A new coalition of just more than a dozen family farms is hoping to fill the void. The Family Farmers Seed Cooperative (FFSC) is a group of farmers in the western United States working to boost the supply of organic seed, improve genetic quality, and tailor seed stock to meet regional needs of organic growers. The cooperative is a community-based effort to decentralize the seed industry and improve the genetics and variety of seed stock in an era of increasing seed consolidation and diminishing varieties, says Joshua Cravens, FFSC board president. It focuses on growing and developing open-pollinated, non-patented seed varieties so farmers are encouraged to save seed and improve varieties.

Good seed growing is intricate work, says Dan Hobbs, a Colorado farmer, former executive director of the Organic Seed Alliance and an FFSC member. Farmers who grow seed stock must understand the constant interaction between a plant and its environment, he says. They also must have more resources for a longer growing season than the standard vegetable grower, as seed harvesting happens just after the traditional farming season winds down. Above all, Hobbs says, a seed farmer has to have patience.
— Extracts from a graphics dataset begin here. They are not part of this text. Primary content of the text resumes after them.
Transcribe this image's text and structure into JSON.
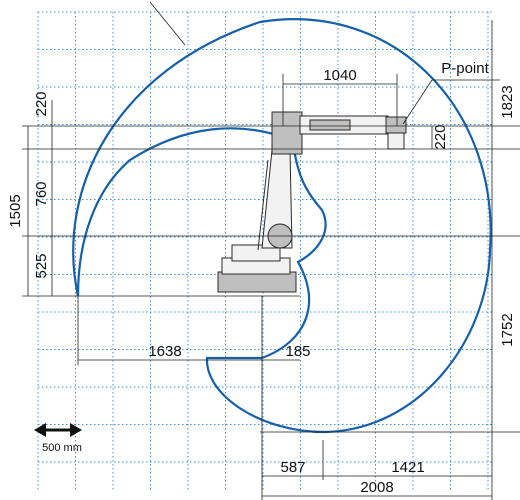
{
  "diagram": {
    "dimensions": {
      "top_reach": "1040",
      "p_point_label": "P-point",
      "right_upper": "1823",
      "right_small": "220",
      "right_lower": "1752",
      "left_top_small": "220",
      "left_overall": "1505",
      "left_mid": "760",
      "left_low": "525",
      "bottom_left": "1638",
      "bottom_mid": "185",
      "floor_left": "587",
      "floor_right": "1421",
      "floor_total": "2008"
    },
    "scale": {
      "label": "500 mm"
    },
    "colors": {
      "envelope": "#1560aa",
      "grid": "#4a8fd8",
      "robot": "#2a2a2a"
    }
  }
}
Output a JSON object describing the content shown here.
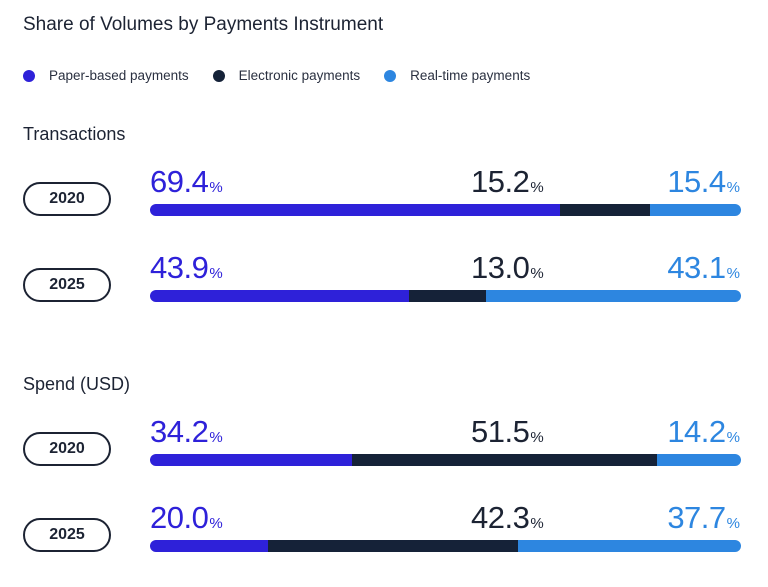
{
  "title": "Share of Volumes by Payments Instrument",
  "legend": {
    "items": [
      {
        "label": "Paper-based payments",
        "color": "#2e21d9"
      },
      {
        "label": "Electronic payments",
        "color": "#152238"
      },
      {
        "label": "Real-time payments",
        "color": "#2d86e0"
      }
    ]
  },
  "pct_symbol": "%",
  "chart_data": [
    {
      "type": "bar",
      "stacked": true,
      "orientation": "horizontal",
      "title": "Transactions",
      "categories": [
        "2020",
        "2025"
      ],
      "series": [
        {
          "name": "Paper-based payments",
          "values": [
            69.4,
            43.9
          ]
        },
        {
          "name": "Electronic payments",
          "values": [
            15.2,
            13.0
          ]
        },
        {
          "name": "Real-time payments",
          "values": [
            15.4,
            43.1
          ]
        }
      ],
      "labels": [
        [
          "69.4",
          "15.2",
          "15.4"
        ],
        [
          "43.9",
          "13.0",
          "43.1"
        ]
      ],
      "unit": "%"
    },
    {
      "type": "bar",
      "stacked": true,
      "orientation": "horizontal",
      "title": "Spend (USD)",
      "categories": [
        "2020",
        "2025"
      ],
      "series": [
        {
          "name": "Paper-based payments",
          "values": [
            34.2,
            20.0
          ]
        },
        {
          "name": "Electronic payments",
          "values": [
            51.5,
            42.3
          ]
        },
        {
          "name": "Real-time payments",
          "values": [
            14.2,
            37.7
          ]
        }
      ],
      "labels": [
        [
          "34.2",
          "51.5",
          "14.2"
        ],
        [
          "20.0",
          "42.3",
          "37.7"
        ]
      ],
      "unit": "%"
    }
  ]
}
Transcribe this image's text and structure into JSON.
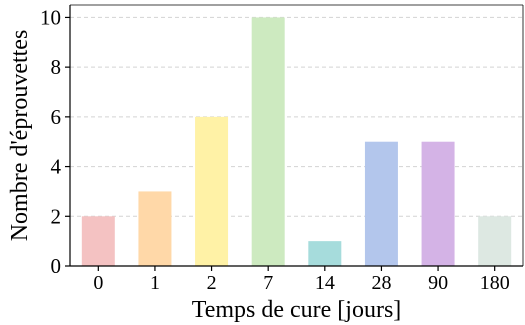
{
  "chart_data": {
    "type": "bar",
    "categories": [
      "0",
      "1",
      "2",
      "7",
      "14",
      "28",
      "90",
      "180"
    ],
    "values": [
      2,
      3,
      6,
      10,
      1,
      5,
      5,
      2
    ],
    "title": "",
    "xlabel": "Temps de cure [jours]",
    "ylabel": "Nombre d'éprouvettes",
    "ylim": [
      0,
      10.5
    ],
    "yticks": [
      0,
      2,
      4,
      6,
      8,
      10
    ],
    "grid": "horizontal dashed",
    "legend": "none",
    "bar_colors": [
      "#F4C2C2",
      "#FFD8A8",
      "#FFF2A6",
      "#CDEAC0",
      "#A6DCDC",
      "#B3C6EC",
      "#D4B3E6",
      "#DDE8E2"
    ],
    "grid_color": "#d3d3d3",
    "axis_color": "#000000"
  }
}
Growing seed also takes a substantial financial investment, says Hobbs. In the 1990s, he and a handful of other Colorado seed growers talked about starting a cooperative venture, but found there wasn’t enough interest to create the infrastructure needed to make a group seed company worthwhile. Seed-processing equipment can be expensive. The idea had to be shelved until 2008, when the FFSC was formed partly with technical assistance from the Organic Seed Alliance.

FFSC has carefully grown its membership to revolve around several hubs of seed-growers in the West, with clusters of farmers in places like Colorado, Arizona and North Dakota. Growers can share transportation costs and equipment.

There has been an uptick of joint seed ventures like FFSC, from urban seed banks to native seed projects, Hubbard says. “We are seeing a groundswell of more community-based seed cooperatives.”